By MIN LWIN
Political prisoners in Burma run a high risk of contracting HIV/AIDS because of unhygienic medical treatment, according to reports from inside several of the country’s prisons.
One report, by Reporters without Borders, said an imprisoned member of the opposition National League for Democracy (NLD), Aung Than, probably contracted the disease after being forcibly injected during treatment in Insein Prison for a prostate condition.
Aung Than was sentenced to 19 years imprisonment in 2006 for writing and distributing a collection of poems called “Daung Man” (“The Force of the Fighting Peacock.”)
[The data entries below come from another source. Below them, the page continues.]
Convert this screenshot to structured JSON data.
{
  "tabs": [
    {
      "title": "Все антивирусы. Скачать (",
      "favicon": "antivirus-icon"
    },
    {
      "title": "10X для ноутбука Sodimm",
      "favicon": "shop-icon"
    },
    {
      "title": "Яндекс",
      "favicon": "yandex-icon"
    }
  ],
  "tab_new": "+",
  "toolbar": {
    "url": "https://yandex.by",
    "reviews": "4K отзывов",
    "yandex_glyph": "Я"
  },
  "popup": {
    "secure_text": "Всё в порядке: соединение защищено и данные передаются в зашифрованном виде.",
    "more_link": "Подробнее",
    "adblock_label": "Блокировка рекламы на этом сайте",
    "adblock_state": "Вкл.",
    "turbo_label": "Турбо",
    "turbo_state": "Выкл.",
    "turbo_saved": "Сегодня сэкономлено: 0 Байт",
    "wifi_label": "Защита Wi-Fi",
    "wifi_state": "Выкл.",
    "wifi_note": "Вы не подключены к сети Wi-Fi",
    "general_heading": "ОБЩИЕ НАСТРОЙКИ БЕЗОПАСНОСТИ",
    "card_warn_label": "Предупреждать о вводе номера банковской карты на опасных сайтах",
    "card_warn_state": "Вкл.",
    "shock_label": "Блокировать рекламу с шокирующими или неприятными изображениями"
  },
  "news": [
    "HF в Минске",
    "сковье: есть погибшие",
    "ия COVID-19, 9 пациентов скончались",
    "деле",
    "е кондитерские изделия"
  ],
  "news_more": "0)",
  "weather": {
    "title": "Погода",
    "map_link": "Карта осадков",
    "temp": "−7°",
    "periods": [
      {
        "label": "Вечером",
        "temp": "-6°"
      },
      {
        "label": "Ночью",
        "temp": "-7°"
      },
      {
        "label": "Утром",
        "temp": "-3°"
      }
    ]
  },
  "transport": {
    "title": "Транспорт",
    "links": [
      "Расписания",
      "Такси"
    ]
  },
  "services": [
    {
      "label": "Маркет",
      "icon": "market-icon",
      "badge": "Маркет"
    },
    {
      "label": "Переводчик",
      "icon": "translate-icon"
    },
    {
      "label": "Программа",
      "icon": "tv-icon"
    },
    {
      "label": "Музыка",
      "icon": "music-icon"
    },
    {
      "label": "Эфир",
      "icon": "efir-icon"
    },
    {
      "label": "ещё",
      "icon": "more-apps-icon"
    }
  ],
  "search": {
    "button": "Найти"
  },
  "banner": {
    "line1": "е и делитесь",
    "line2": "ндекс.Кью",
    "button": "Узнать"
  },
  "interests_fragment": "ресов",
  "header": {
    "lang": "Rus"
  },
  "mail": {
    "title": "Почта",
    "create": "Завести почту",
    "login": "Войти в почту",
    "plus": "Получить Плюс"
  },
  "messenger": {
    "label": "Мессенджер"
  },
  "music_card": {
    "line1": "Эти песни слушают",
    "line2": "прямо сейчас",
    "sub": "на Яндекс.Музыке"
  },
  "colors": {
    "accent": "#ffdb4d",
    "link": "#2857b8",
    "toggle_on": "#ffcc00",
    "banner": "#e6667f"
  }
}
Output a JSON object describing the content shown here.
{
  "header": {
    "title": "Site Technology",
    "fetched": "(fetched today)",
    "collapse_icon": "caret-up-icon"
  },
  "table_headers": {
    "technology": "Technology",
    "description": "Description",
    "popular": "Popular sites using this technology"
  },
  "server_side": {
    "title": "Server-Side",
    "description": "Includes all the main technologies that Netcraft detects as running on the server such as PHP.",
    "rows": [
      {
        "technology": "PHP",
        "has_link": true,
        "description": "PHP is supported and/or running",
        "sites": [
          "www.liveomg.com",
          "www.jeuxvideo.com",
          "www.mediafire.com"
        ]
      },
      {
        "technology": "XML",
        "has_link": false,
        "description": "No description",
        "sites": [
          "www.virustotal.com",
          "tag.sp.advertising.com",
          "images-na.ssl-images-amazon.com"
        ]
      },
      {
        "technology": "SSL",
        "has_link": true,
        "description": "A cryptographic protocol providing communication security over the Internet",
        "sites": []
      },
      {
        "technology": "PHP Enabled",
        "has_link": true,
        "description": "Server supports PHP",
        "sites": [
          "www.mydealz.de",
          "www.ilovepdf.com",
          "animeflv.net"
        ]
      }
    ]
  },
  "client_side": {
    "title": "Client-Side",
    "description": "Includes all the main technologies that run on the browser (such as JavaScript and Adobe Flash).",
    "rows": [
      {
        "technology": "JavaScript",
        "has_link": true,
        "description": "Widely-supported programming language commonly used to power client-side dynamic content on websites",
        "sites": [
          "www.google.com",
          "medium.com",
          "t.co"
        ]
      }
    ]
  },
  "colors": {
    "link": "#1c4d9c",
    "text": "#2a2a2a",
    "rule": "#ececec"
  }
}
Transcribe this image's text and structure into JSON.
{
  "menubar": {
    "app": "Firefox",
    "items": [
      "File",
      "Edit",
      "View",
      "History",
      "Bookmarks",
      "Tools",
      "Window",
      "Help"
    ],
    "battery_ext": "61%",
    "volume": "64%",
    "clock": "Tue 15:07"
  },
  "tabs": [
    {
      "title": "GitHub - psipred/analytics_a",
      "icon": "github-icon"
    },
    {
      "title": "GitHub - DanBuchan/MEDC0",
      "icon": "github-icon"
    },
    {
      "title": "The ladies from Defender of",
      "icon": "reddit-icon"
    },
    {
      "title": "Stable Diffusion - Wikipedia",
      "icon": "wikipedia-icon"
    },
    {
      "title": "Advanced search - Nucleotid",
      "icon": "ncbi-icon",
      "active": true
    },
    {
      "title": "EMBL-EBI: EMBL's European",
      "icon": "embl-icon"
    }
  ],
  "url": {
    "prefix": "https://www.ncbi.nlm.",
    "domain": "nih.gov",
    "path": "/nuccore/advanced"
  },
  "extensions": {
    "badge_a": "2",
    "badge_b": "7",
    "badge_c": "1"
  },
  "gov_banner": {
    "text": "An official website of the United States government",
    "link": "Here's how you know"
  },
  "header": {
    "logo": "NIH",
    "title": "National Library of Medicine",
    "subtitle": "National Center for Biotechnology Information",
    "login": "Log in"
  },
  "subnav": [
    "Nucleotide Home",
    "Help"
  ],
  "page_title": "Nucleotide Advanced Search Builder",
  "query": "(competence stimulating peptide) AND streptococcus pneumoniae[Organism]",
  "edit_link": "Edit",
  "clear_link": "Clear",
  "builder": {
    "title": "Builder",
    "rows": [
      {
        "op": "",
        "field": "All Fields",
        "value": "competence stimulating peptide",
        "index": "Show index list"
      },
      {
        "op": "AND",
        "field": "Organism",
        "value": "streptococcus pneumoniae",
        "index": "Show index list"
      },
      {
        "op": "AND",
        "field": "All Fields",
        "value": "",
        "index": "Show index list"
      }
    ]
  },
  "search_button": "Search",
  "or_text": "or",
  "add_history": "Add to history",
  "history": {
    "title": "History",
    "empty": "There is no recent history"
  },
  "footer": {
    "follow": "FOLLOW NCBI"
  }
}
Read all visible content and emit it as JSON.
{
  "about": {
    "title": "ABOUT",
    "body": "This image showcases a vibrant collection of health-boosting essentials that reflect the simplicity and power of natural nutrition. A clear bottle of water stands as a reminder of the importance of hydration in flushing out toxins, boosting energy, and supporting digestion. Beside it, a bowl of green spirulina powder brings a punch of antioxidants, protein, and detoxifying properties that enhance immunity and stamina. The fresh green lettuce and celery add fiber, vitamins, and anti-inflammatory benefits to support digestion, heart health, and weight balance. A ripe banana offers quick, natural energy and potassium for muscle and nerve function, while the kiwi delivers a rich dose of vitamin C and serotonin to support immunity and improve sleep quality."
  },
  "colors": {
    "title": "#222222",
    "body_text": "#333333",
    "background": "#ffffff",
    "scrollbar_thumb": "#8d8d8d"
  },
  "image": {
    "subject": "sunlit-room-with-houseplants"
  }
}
Another NLD member, Hla Than, who was elected to represent Coco Island Township in the 1990 election, named five political prisoners he knew had died of HIV/AIDS—Khin Sein, Mya Shwe, Naing Aung Lun, Bo Ni Aung and Thuta Aung.
One former political prisoner, Aung Kyaw Oo, who served 14 years in Insein and Tharawaddy Prisons, said detainees were forbidden to possess hypodermic syringes and injections were carried out with shared needles, usually by ill-trained medics drawn from the prisoners themselves.
“If prisoners refuse to be injected with used needles they are punished,” said
Tin Aye, a former political prisoner, who served 15 years and nine months.
“Insein prison is a center of the HIV virus,” he said. “Prison conditions favor the spread of HIV.”
Aung Kyaw Oo said most of the medics in prison hospitals were drawn from convicts with little medical background or knowledge, including drug offenders.
NLD spokesman Nyan Win said the standard of medical treatment in Burma’s prisons had worsened since inspectors of the International Committee of the Red Cross (ICRC) stopped their routine visits.
The Geneva-based ICRC suspended its routine visits to Burmese prisons in December 2005 when the junta-affiliated Union Solidarity and Development Association insisted on accompanying ICRC aid workers. The ICRC pointed out that its protocols required that prison visits be independent and unsupervised.
According to the Thailand-based Assistance Association for Political Prisoners-Burma (AAPP), 137 political prisoners have died in Burma’s prisons since 1988. The AAAP says the prevalence of HIV/AIDS, malaria, tuberculosis and other deadly transmitted diseases is high among prisoners.